Many people are aware of the fact that under the Bankruptcy and Insolvency Act (BIA), money held in trust for another person is considered exempt property and therefore safe from creditors. However, it may come as a surprise to some to learn that Registered Education Savings Plans (RESPs) are not considered trusts and would therefore be lost and distributed to creditors upon bankruptcy.
RESPs are created by the Government of Canada to assist in saving for post-secondary education. RESPs offer tax-free growth while the money is inside the plan. In addition, certain government grants called the Canada Education Savings Grant (CESG) and the Canada Learning Bond are only available if an RESP is opened.
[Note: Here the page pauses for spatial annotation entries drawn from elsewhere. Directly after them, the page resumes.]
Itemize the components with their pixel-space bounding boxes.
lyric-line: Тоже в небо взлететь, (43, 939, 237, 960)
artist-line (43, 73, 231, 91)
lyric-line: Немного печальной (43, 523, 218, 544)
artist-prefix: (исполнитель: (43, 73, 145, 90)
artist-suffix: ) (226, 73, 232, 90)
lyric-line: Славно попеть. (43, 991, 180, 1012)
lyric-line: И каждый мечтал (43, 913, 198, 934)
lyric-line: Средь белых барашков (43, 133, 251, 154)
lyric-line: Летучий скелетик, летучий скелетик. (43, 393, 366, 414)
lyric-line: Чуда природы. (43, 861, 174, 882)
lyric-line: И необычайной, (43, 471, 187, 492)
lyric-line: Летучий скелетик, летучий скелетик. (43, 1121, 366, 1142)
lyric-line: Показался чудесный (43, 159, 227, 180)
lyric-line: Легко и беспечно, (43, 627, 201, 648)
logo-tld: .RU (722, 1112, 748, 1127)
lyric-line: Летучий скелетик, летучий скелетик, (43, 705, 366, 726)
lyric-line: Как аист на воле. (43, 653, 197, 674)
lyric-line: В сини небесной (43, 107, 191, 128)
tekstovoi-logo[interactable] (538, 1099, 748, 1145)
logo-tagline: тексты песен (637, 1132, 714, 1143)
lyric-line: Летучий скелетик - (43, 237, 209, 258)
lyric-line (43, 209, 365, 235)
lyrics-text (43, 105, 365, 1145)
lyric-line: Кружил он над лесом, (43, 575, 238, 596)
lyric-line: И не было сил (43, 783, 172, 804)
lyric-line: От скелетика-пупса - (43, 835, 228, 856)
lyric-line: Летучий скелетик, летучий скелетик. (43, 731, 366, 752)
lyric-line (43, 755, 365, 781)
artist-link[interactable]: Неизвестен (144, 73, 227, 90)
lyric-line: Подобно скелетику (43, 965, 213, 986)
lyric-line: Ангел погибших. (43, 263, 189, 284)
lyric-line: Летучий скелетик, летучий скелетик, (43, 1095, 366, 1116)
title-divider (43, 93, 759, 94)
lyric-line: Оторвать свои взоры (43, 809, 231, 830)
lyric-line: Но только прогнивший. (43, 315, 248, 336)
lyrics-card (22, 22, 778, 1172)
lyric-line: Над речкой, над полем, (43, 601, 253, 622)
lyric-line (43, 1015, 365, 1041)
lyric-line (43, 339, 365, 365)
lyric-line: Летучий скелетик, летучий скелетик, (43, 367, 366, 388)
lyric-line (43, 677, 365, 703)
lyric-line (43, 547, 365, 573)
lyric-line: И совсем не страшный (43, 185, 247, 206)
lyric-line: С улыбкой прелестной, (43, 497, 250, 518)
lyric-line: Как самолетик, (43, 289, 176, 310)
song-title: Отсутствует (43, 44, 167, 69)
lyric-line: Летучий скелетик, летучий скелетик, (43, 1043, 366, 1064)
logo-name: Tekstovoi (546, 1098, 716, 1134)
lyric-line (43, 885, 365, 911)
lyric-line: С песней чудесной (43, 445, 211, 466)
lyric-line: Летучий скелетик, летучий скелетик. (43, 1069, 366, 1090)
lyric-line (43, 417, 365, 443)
To learn more about RESPs in general, click here.
RESPs are not considered trusts because it is an investment of capital made in the parent’s name with the intent of it going to the child if and when they attend a post secondary institute. It does not become the child’s money until they attend post secondary school and it can be collapsed at any time by the parent prior to that point.
Another option for saving for a child’s future is to create a trust or an “in trust for” (ITF) account whereby the parent or other adult would manage the investments on behalf of the minor. There are generally no restrictions for how or when the funds may be withdrawn and spent. As stated above, monies held in trust for another person are considered exempt property under the BIA. However, in most cases the child would be able to demand payment of the capital of the trust upon reaching the age of 18.
Apart from the consequences of a bankruptcy, there are many other important differences between RESPs and ITFs including control, ownership, flexibility, grant availability and taxation. A financial advisor should be consulted prior to making any decisions with respect to these types of investments.